For transparency’s sake, Google will flag images edited with its generative AI tools so that people will know when altered photos are shared.

Read more: Apple Takes Quieter Approach to AI Integrations

What Other Tech Companies Are Doing

“What is key for most consumers is knowing that [AI] goes well beyond just a large language model [LLM], it goes well beyond what you’re sort of seeing at the surface, and it’s been touching and permeating a lot of parts of your daily lives for years,” Shaunt Sarkissian, founder and CEO of AI-ID, told PYMNTS last month.

And AI integrations are emerging as a crucial battleground for user engagement and capture among the biggest tech companies.

Apple CEO Tim Cook has said that AI and ML technologies are “virtually embedded in every product” and that the company is introducing AI on a “very thoughtful basis.”

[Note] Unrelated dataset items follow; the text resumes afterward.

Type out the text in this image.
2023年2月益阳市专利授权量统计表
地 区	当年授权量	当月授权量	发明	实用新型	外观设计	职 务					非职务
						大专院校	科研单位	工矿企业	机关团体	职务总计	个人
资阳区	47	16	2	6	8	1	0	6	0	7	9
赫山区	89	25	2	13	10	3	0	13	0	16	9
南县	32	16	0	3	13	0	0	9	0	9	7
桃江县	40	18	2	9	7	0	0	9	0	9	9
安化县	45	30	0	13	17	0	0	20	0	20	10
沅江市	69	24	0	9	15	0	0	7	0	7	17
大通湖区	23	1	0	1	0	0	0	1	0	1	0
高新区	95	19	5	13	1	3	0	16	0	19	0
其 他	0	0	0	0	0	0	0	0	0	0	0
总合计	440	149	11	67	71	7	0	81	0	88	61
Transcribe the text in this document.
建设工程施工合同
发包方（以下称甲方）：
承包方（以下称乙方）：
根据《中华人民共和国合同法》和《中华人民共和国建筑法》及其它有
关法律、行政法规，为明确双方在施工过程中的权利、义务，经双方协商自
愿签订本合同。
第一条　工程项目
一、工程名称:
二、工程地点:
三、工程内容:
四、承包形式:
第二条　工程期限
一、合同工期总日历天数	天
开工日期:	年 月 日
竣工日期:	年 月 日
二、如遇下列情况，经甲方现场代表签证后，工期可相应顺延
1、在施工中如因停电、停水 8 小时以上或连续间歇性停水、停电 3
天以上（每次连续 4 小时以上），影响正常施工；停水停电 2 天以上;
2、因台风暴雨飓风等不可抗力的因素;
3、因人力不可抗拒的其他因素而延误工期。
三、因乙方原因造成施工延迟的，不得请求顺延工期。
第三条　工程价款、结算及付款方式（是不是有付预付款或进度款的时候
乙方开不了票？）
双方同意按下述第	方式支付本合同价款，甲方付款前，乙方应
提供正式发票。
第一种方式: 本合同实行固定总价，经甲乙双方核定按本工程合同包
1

Amazon last month (Sept. 25) made a multi-billion-dollar investment into generative AI startup Anthropic, taking a minority stake in the company after announcing it was using AI to make its Alexa smart device more conversationally capable.

As reported by PYMNTS, as Big Tech firms sharpen their go-to-market strategies with AI, having the right data on hand to train models with is becoming a key sticking point.